In 2019, a 60-year older woman’s three-room Housing and Development Board (HDB) apartment on the ground floor in Commonwealth Crescent was overflowing with junk. The lady hoarded everything from newspapers and aluminium cans to discarded clothes and appliances. Unfortunately, her hoarding act got her neighbours worried as the trash was a potential fire hazard.
According to the Singapore Civil Defence Force (SCDF) website, there are hundreds of fires in HDB common areas every year. Obstruction to common corridors and firefighting equipment, such as dry risers and hose reels can seriously hamper firefighting efforts. It also makes smooth evacuation difficult during a fire emergency, thus endangering residents’ lives.
For instance, residents should not store combustible materials along common corridors. It would be advisable to follow the SCDF safety guidelines to help create a safer living environment for your loved ones. These include:
- Keeping a minimum clear escape passage of 1.2* m clearance from the parapet wall where the shoe rack is allowed. This will enable the ambulance crew and your neighbours who use wheelchairs to access the passage during emergency cases.
- To prevent the obstruction of the escape route, please do not place items such as clothing racks in the common corridor unless they can be easily folded or removed during times of emergency.
As it is, hoarding in HDB common areas is a perpetual problem that many residents face. In addition, the increased clutter in recent years has attracted the attention of many due to safety concerns. It is essential to address this issue.
In a parliamentary reply back in May this year, the Ministry of National Development shared that hoarding is a behaviour characterised by excessive acquisition and persistent difficulty in discarding possessions. People hoard for various reasons, including social and mental health issues. Some may start off accumulating with the good intention of reusing and recycling. In contrast, others do it because of loneliness and the need to engage in something they consider meaningful. Moreover, hoarders often lack insight into the consequences of their hoarding and may not seek help independently.
There is no one-size-fits-all solution as the underlying motivation for hoarding and context vary from case to case. So the Municipal Services Office has worked with relevant agencies to develop the Hoarding Management Framework, which guides officers across agencies in providing coordinated support to address the hoarding issue. In cases where a hoarder is assessed to have been suffering from mental health issues based on a set of established criteria, they will be referred to the Agency for Integrated Care (AIC) and the Institute of Mental Health (IMH) for professional assessment and treatment.
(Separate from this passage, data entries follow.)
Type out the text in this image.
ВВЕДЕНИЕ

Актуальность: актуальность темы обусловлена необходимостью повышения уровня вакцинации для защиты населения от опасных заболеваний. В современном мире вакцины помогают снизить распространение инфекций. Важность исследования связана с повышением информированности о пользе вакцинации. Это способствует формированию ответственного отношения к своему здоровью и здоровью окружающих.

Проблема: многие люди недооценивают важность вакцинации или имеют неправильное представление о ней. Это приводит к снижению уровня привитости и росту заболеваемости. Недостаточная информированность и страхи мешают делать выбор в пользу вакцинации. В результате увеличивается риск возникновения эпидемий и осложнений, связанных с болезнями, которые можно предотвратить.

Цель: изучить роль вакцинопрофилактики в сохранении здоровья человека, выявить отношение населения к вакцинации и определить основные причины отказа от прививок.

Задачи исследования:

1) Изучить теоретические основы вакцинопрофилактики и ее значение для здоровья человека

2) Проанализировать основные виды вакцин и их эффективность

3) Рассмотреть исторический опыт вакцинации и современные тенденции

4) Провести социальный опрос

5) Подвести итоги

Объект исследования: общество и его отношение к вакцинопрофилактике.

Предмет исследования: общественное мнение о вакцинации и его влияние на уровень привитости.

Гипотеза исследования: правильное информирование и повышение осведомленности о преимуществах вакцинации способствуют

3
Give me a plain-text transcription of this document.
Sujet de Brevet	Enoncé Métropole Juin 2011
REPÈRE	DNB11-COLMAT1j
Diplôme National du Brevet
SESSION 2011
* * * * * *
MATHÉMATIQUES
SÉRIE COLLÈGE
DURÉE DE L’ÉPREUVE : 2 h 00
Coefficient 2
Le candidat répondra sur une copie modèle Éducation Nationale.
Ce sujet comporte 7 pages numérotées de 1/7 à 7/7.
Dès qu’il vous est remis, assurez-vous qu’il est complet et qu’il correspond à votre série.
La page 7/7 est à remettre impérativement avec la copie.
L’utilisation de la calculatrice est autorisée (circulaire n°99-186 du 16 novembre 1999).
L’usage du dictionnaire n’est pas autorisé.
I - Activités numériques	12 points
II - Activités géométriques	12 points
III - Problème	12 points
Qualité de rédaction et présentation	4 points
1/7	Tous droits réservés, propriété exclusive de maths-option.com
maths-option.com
If the issue is over obstruction of the common corridor, residents can approach the Town Councils. Hoarding related matters would be referred to HDB officers who would step in to carry out inspections. If the hoarding is excessive, HDB will ask the residents to remove the unwanted items. In hoarding cases where there may be regulatory breaches, HDB will work with the relevant agencies such as the SCDF (for fire hazards) and NEA (for pest control).
Apart from being unsightly and restricting access for wheelchair users, hoarding also affects your relationship with neighbours. For example, for more than 10 years, neighbours put up with the rubbish stench in an HDB block in Chinatown, which was left at the corridor and lift lobby.
Residents are urged to not obstruct the common corridors with giant flowerpots, shoe cabinets, laundry racks, and furniture to promote a better and harmonious communal living environment for everyone.